Failure of famous functional inequalities on Finsler manifolds: the influence of $S$-curvature

TL;DR

This paper demonstrates that key functional inequalities on Finsler manifolds fail when the $S$-curvature is positive, highlighting the critical influence of $S$-curvature on geometric analysis.

Contribution

It proves the failure of classical functional inequalities on Finsler manifolds with positive $S$-curvature under certain geometric conditions, revealing the importance of $S$-curvature.

Findings

Functional inequalities fail with positive $S$-curvature.

Reversibility becomes infinite when $S$-curvature is positive.

$S$-curvature critically influences geometric and analytic properties.

Abstract

The validity of functional inequalities on Finsler metric measure manifolds is based on three non-Riemannian quantities, namely, the reversibility, flag curvature and $S$-curvature induced by the measure. Under mild assumptions on the reversibility and flag curvature, it turned out that famous functional inequalities -- as Hardy inequality, Heisenberg--Pauli--Weyl uncertainty principle and Caffarelli--Kohn--Nirenberg inequality -- usually hold on forward complete Finsler manifolds with non-positive $S$-curvature, cf. Huang, Krist\'aly and Zhao [Trans. Amer. Math.
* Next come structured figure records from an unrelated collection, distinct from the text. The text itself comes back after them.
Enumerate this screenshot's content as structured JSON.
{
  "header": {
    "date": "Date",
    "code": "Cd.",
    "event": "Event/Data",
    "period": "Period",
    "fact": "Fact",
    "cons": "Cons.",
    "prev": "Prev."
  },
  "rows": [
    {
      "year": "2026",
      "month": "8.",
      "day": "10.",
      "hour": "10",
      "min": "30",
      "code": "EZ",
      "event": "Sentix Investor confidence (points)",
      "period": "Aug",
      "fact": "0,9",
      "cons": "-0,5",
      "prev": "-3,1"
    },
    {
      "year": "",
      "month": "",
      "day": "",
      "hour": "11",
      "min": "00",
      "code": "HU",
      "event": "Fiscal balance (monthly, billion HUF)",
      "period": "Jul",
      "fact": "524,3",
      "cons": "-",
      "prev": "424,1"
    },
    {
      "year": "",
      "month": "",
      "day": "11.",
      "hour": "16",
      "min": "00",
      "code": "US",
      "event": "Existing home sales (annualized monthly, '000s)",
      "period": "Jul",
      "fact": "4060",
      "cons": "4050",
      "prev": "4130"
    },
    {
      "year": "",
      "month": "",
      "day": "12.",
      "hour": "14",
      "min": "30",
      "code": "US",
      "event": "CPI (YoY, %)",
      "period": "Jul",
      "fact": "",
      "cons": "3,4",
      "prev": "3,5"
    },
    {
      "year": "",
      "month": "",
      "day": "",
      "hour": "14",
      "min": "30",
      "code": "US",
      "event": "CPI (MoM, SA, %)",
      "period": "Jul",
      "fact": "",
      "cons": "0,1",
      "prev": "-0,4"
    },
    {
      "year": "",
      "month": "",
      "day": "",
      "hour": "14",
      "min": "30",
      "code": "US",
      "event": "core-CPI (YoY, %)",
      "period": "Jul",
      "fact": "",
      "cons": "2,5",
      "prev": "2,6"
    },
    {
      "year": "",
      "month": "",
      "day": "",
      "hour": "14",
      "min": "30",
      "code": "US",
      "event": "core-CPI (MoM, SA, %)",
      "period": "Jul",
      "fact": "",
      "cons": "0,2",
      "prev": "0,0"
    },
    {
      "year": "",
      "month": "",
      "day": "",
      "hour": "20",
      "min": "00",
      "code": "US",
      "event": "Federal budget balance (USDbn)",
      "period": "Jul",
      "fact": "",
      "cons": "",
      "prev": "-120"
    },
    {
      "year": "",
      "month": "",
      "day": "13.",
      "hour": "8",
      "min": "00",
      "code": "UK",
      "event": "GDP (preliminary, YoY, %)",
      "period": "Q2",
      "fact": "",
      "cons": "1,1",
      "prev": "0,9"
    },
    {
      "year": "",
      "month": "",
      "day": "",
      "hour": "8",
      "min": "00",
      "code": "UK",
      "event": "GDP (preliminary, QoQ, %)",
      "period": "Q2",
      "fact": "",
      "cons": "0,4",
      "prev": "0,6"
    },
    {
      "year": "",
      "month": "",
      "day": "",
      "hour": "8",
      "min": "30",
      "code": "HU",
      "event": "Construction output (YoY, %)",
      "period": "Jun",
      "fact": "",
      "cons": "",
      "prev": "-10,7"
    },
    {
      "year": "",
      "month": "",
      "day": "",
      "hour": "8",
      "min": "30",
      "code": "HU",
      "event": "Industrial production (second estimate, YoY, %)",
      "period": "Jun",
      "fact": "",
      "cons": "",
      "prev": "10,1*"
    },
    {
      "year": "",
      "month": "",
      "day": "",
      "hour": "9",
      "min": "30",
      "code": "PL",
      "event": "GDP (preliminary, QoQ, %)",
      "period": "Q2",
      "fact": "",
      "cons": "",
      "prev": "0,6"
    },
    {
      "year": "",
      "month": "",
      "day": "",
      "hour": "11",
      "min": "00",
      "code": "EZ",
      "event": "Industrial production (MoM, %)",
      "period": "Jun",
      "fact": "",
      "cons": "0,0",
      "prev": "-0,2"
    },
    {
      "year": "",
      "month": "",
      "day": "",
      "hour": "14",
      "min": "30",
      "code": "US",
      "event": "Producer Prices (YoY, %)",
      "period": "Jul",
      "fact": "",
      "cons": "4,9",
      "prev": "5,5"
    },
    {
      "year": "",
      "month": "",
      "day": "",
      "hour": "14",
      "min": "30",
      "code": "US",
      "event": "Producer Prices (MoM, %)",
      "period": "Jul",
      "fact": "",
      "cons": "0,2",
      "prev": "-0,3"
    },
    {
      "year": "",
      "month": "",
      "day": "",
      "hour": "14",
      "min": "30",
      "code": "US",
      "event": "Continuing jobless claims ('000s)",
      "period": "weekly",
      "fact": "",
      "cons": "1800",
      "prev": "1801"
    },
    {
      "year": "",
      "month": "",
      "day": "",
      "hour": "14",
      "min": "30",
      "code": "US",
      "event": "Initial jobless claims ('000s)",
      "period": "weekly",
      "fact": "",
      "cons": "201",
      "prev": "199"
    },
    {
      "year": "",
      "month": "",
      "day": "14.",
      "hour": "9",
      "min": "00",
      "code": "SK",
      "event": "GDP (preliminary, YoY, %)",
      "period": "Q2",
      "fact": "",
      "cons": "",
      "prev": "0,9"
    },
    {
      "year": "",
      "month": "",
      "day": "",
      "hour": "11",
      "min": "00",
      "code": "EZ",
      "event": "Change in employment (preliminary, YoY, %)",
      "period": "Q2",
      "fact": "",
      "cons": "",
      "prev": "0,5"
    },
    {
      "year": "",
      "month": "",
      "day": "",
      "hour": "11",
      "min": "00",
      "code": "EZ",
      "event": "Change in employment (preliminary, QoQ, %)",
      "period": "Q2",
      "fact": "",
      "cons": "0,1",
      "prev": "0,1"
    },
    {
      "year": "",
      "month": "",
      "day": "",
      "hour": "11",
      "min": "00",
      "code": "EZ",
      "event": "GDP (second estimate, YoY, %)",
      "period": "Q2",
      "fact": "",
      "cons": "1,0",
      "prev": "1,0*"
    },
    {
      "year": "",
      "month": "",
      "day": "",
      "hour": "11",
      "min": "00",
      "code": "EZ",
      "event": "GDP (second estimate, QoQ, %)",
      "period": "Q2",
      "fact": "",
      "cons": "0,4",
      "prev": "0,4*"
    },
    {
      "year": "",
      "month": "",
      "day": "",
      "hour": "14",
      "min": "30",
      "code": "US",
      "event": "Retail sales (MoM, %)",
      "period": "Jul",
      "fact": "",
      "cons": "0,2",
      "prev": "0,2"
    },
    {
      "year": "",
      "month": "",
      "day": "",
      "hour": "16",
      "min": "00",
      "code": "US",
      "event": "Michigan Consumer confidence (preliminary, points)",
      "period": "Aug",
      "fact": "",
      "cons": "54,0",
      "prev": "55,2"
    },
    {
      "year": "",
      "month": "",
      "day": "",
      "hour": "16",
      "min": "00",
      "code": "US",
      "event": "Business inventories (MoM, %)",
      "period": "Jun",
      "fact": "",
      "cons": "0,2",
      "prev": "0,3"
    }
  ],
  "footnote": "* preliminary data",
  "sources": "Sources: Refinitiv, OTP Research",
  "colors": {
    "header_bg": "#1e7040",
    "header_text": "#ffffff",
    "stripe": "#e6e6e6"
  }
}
Soc., 2020]. In this paper however we prove that -- under similar assumptions on the reversibility and flag curvature as before -- the aforementioned functional inequalities fail whenever the $S$-curvature is positive. Accordingly, our results clearly reveal the deep dependence of functional inequalities on the $S$-curvature. As a consequence of these results, we establish analytic aspects of Finsler manifolds, e.g., if the flag curvature is non-positive, the Ricci curvature is bounded from below and the $S$-curvature is positive, then the reversibility turns out to be infinite. Further topological properties and examples are presented on general Funk metric spaces, where the $S$-curvature plays again a decisive role.